Conclusion: The HTP has doubled the tariff of healthcare services. A rise in the relative value of healthcare services has incurred financial burden on Iranian public health insurance companies and made it difficult to finance health system of the country. A sustainable health financing system should be developed as well a change should be applied in provider payment system to control the cost and increase the health system efficiency.

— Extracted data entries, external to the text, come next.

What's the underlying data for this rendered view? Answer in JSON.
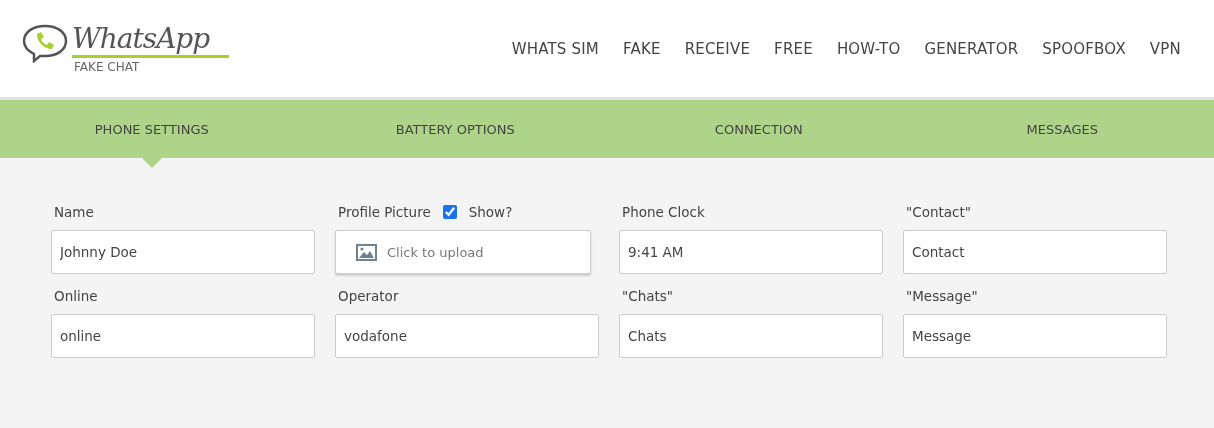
{
  "logo": {
    "title": "WhatsApp",
    "subtitle": "FAKE CHAT"
  },
  "nav": [
    "WHATS SIM",
    "FAKE",
    "RECEIVE",
    "FREE",
    "HOW-TO",
    "GENERATOR",
    "SPOOFBOX",
    "VPN"
  ],
  "tabs": [
    {
      "label": "PHONE SETTINGS",
      "selected": true
    },
    {
      "label": "BATTERY OPTIONS",
      "selected": false
    },
    {
      "label": "CONNECTION",
      "selected": false
    },
    {
      "label": "MESSAGES",
      "selected": false
    }
  ],
  "fields": [
    {
      "kind": "text",
      "label": "Name",
      "value": "Johnny Doe"
    },
    {
      "kind": "upload",
      "label": "Profile Picture",
      "checkbox": {
        "label": "Show?",
        "checked": true
      },
      "button": "Click to upload"
    },
    {
      "kind": "text",
      "label": "Phone Clock",
      "value": "9:41 AM"
    },
    {
      "kind": "text",
      "label": "\"Contact\"",
      "value": "Contact"
    },
    {
      "kind": "text",
      "label": "Online",
      "value": "online"
    },
    {
      "kind": "text",
      "label": "Operator",
      "value": "vodafone"
    },
    {
      "kind": "text",
      "label": "\"Chats\"",
      "value": "Chats"
    },
    {
      "kind": "text",
      "label": "\"Message\"",
      "value": "Message"
    }
  ]
}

Mehdi Sanatkar, Seyed Hossein Sadrossadat, Hamed Ghassemi , Ali Reza Ebrahim Soltani , Mohammad Reza Shaverdi, Habibeh Bagheri ,
Volume 77, Issue 2 (5-2019)
Abstract

Background: Although significant advances have been made in scientific and medical technology, but the rate of medical complaints has also risen. The purpose of this study was to investigate the effect of handling of medical malpractice cases in the hospital complaints committee on the reduction of patient complaints to law enforcement authorities.
Methods: In this descriptive study, patients complained about ophthalmology from April 2005 to December 2005 at Farabi Hospital, Tehran, were evaluated. The complainant's patients, if confirmed by the trusted doctors, were invited to complaints committee, and the subject of the complaint was examined and tried to obtain patient satisfaction.
Results: A total of 87 patients complained to ophthalmologists completed a complaint form 71 (81.7%) of the cases were male. Statistically, the number of complaints was significantly lower in those with lower education (P=0.02). The prevalence of primary disease, 52 cases (59.8%) was cataract and 14 cases (16%) due to refractive errors and refractory surgery. In the examination of complaints by trusted doctors in the hospital, 11 cases of ophthalmologic error were identified, with a mantle rate of 12.6%, and the cases were reviewed by the complaints committee. Of the cases of complained that confirmed by the committee, only one person sued the law enforcement, which represented 9% of the defaulted item. These statistics showed a significant decline compared to the past year at the same center, and the percentage of defaults to law enforcement was 37.5% (P<0.05).
Conclusion: Establishing committees to handle complaints of ophthalmologic failures in hospitals and providing a clear and honest atmosphere to hear the subject of complaints by patients and their companions, and then trying to get patients' satisfaction and helping them continue their treatment can lead to reduced complaints of patients to the authorities Legal, like forensics medicine department and medical council.